REAL ESTATE NEWS

That Soft Landing May Never Arrive

And Wall Street doesn’t seem willing to wait and find out.

Will there be a soft economic landing? The Fed has been signaling that, if it hasn’t arrived yet, it does seem to be on the way. Eventually. Maybe.

And that might be the case, but as Scott Anderson, chief U.S. economist at BMO Economics wrote, “Wall Street isn’t waiting around to see how this movie turns out.”

The point is that the economy isn’t a thing that exists separate from the rest of life. It involves the decisions every person and institution makes and how they interact. This is the psychological aspect of recession creation. People can collectively will themselves into one. Looking ahead and seeing trouble, they become tighter on spending. Companies make less and control resources, including staff reductions. Before you know it, the country has the reception people expected.
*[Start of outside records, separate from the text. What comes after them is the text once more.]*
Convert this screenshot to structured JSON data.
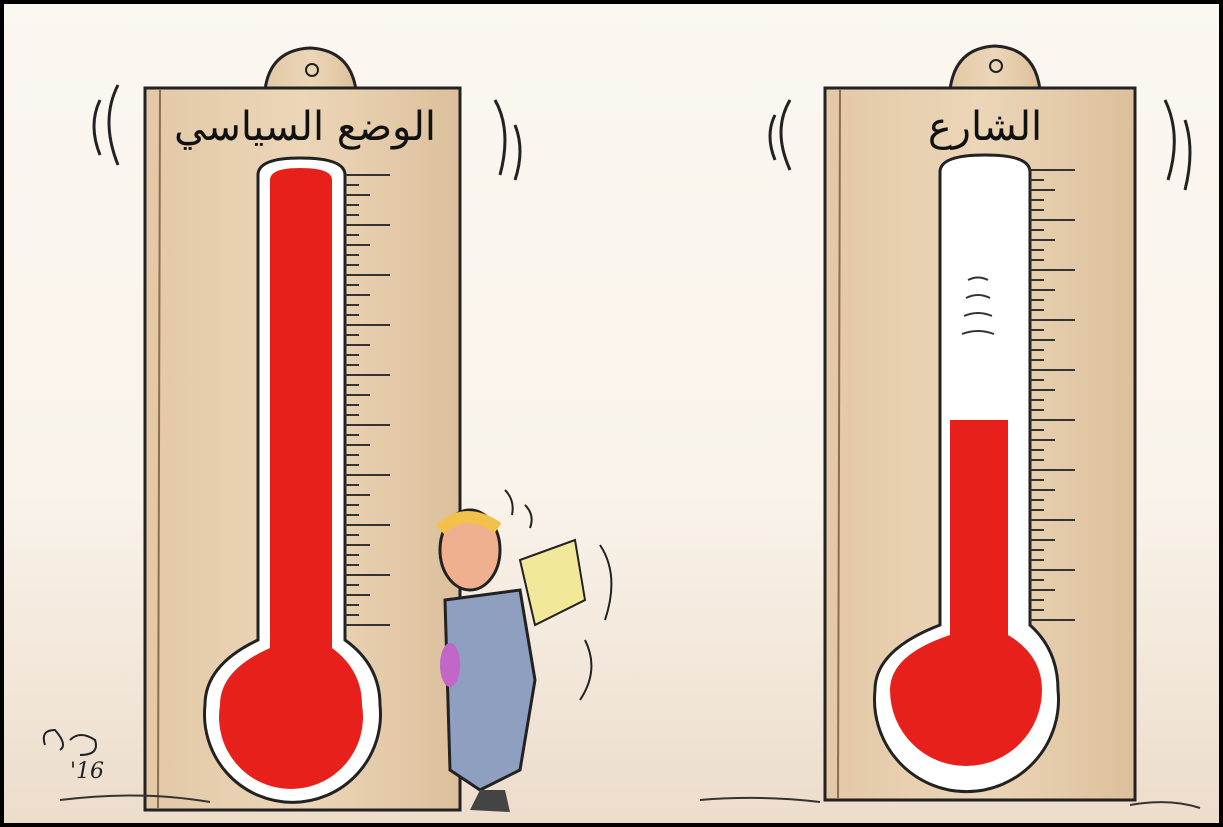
{
  "panels": [
    {
      "label": "الوضع السياسي"
    },
    {
      "label": "الشارع"
    }
  ],
  "signature": {
    "year": "'16"
  }
}
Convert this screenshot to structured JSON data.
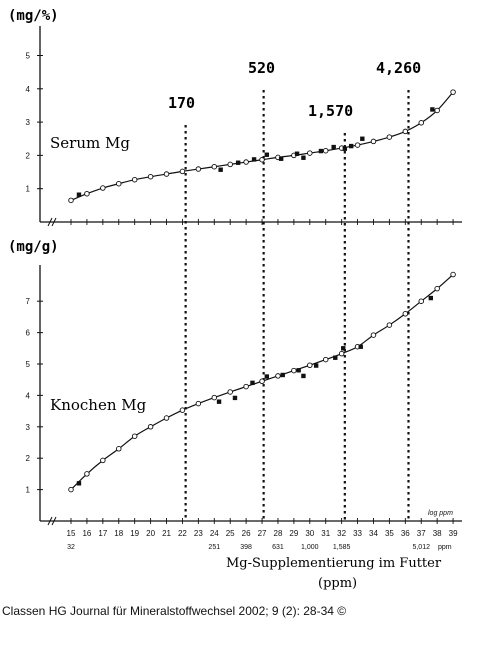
{
  "caption": "Classen HG Journal für Mineralstoffwechsel 2002; 9 (2): 28-34 ©",
  "colors": {
    "ink": "#111111",
    "background": "#ffffff"
  },
  "chart_data": [
    {
      "type": "line",
      "panel": "top",
      "unit_label": "(mg/%)",
      "series_label": "Serum Mg",
      "ylim": [
        0,
        5
      ],
      "yticks": [
        1,
        2,
        3,
        4,
        5
      ],
      "x": [
        15,
        16,
        17,
        18,
        19,
        20,
        21,
        22,
        23,
        24,
        25,
        26,
        27,
        28,
        29,
        30,
        31,
        32,
        33,
        34,
        35,
        36,
        37,
        38,
        39
      ],
      "series": [
        {
          "marker": "open-circle-curve",
          "values": [
            0.65,
            0.85,
            1.02,
            1.15,
            1.27,
            1.36,
            1.44,
            1.52,
            1.59,
            1.66,
            1.73,
            1.8,
            1.87,
            1.94,
            2.0,
            2.07,
            2.14,
            2.22,
            2.31,
            2.42,
            2.55,
            2.72,
            2.98,
            3.35,
            3.9
          ]
        },
        {
          "marker": "filled-square",
          "x": [
            15.5,
            24.4,
            25.5,
            26.5,
            27.3,
            28.2,
            29.2,
            29.6,
            30.7,
            31.5,
            32.2,
            32.6,
            33.3,
            37.7
          ],
          "values": [
            0.82,
            1.57,
            1.78,
            1.88,
            2.02,
            1.9,
            2.05,
            1.93,
            2.13,
            2.25,
            2.2,
            2.28,
            2.5,
            3.38
          ]
        }
      ],
      "vlines": [
        {
          "x": 22.2,
          "label": "170"
        },
        {
          "x": 27.1,
          "label": "520"
        },
        {
          "x": 32.2,
          "label": "1,570"
        },
        {
          "x": 36.2,
          "label": "4,260"
        }
      ]
    },
    {
      "type": "line",
      "panel": "bottom",
      "unit_label": "(mg/g)",
      "series_label": "Knochen Mg",
      "ylim": [
        0,
        8
      ],
      "yticks": [
        1,
        2,
        3,
        4,
        5,
        6,
        7
      ],
      "x": [
        15,
        16,
        17,
        18,
        19,
        20,
        21,
        22,
        23,
        24,
        25,
        26,
        27,
        28,
        29,
        30,
        31,
        32,
        33,
        34,
        35,
        36,
        37,
        38,
        39
      ],
      "series": [
        {
          "marker": "open-circle-curve",
          "values": [
            1.0,
            1.5,
            1.93,
            2.3,
            2.7,
            3.0,
            3.28,
            3.53,
            3.74,
            3.93,
            4.11,
            4.28,
            4.45,
            4.62,
            4.79,
            4.96,
            5.14,
            5.33,
            5.55,
            5.92,
            6.24,
            6.6,
            7.0,
            7.4,
            7.85
          ]
        },
        {
          "marker": "filled-square",
          "x": [
            15.5,
            24.3,
            25.3,
            26.4,
            27.3,
            28.3,
            29.3,
            29.6,
            30.4,
            31.6,
            32.1,
            33.2,
            37.6
          ],
          "values": [
            1.2,
            3.8,
            3.92,
            4.4,
            4.6,
            4.65,
            4.8,
            4.62,
            4.95,
            5.2,
            5.5,
            5.55,
            7.1
          ]
        }
      ],
      "xaxis": {
        "tick_labels": [
          "15",
          "16",
          "17",
          "18",
          "19",
          "20",
          "21",
          "22",
          "23",
          "24",
          "25",
          "26",
          "27",
          "28",
          "29",
          "30",
          "31",
          "32",
          "33",
          "34",
          "35",
          "36",
          "37",
          "38",
          "39"
        ],
        "unit": "log ppm",
        "ppm_labels": [
          {
            "x": 15,
            "text": "32"
          },
          {
            "x": 24,
            "text": "251"
          },
          {
            "x": 26,
            "text": "398"
          },
          {
            "x": 28,
            "text": "631"
          },
          {
            "x": 30,
            "text": "1,000"
          },
          {
            "x": 32,
            "text": "1,585"
          },
          {
            "x": 37,
            "text": "5,012"
          }
        ],
        "ppm_unit": "ppm",
        "title": "Mg-Supplementierung im Futter",
        "title_unit": "(ppm)"
      }
    }
  ]
}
Perception is a powerful thing, especially when people in large organizations with outsized influences on the economy decide to react according to what they forecast.
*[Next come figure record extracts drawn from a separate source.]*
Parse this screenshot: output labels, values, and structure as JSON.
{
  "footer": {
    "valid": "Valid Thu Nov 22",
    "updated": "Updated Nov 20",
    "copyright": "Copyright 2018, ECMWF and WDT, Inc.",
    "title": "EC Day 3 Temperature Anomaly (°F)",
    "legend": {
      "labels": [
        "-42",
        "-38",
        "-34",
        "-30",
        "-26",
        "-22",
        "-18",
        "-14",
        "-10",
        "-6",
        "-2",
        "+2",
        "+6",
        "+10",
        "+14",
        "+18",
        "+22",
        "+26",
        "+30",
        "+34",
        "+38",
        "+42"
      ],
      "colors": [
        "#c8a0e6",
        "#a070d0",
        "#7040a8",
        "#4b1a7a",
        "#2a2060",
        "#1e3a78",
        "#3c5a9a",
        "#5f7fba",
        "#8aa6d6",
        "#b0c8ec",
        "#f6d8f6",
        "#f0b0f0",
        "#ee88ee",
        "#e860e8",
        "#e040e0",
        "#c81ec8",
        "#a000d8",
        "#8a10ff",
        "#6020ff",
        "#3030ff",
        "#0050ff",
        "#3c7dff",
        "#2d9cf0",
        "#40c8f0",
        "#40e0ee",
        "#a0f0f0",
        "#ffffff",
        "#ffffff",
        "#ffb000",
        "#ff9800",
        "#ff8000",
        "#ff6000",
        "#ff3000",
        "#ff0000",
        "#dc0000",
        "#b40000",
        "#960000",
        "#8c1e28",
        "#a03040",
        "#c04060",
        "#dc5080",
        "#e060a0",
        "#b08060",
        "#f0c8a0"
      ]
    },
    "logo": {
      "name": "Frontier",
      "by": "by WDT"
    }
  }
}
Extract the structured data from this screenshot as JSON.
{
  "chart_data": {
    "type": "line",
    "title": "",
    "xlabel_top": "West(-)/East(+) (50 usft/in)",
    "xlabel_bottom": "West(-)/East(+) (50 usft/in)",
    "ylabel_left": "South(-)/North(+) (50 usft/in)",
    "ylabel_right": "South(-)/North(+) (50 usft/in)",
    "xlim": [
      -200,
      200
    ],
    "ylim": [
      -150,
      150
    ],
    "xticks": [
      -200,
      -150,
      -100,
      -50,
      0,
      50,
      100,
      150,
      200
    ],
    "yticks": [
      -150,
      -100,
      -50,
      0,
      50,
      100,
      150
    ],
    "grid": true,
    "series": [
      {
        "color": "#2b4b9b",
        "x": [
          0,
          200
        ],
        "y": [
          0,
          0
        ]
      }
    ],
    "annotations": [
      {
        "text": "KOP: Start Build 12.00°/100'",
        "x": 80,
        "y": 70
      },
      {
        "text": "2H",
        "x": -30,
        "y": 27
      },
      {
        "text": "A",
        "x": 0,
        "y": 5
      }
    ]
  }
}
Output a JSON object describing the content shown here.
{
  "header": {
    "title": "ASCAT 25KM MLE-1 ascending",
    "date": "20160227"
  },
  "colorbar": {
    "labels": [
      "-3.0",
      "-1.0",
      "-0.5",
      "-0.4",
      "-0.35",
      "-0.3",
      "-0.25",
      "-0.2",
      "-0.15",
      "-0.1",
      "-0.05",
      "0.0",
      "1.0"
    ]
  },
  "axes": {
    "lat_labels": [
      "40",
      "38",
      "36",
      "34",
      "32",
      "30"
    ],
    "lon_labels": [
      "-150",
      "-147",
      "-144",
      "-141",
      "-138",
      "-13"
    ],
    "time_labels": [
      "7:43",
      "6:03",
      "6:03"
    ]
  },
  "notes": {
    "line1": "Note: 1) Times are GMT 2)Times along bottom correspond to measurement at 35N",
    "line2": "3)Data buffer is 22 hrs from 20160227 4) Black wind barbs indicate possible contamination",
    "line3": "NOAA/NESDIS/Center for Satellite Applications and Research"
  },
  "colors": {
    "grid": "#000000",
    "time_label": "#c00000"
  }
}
“We are rapidly moving from the era of the Goldilocks soft landing consensus on Wall Street toward splitting into two camps: the ‘no landing’ crowd and the ‘buckle your seatbelts, bumpy landing’ crowd,” Anderson added.

The part of Wall Street in the no-landing camp has focused on expectations of tax cuts and deregulation, Anderson thinks. “Forecasts of a stronger dollar, higher interest rates, and higher inflation just aren’t penetrating this gravy train to Nirvana,” he wrote.

The S&P 500, Dow Industrial Average, and Nasdaq all hit 52-week highs. The CBOE VIX index (the volatility index it’s often called) reached its lowest level since mid-July 2024. That part of the market seems confident.

But the Treasurys market is hardly happy. As bond prices drop, yields go up. The 10-year is up around 80 basis points since September even as the Fed has cut 75 basis points off the federal funds rate. The 10-year saw an additional hike after the election. “About two-thirds of the increase (50 basis points) has come from rising real yields as investors have grown more skeptical of the Fed’s Dot Plot rate guidance, while one-third or 30 basis points has come from rising inflation break-evens,” Anderson wrote. This starts sounding like higher interest rates in the future.

Although futures markets aren’t necessarily accurate about where the economy is going, according to CME FedWatch, the probability for the December Fed’s FOMC meeting is about a 62% chance of a quarter percentage point cut and not quite a three-quarter point cut by the end of 2025. And the trade-weighted dollar is up more than 5% since September, signs that markets think Trump will implement tariffs as he said. Even if he doesn’t, the actions investors and businesses take could create the same response as if he did.

And, as Anderson closes, the combination of rising interest rates and high tariffs could slow GDP growth and put corporate profits at risks. None of this is good news for CRE.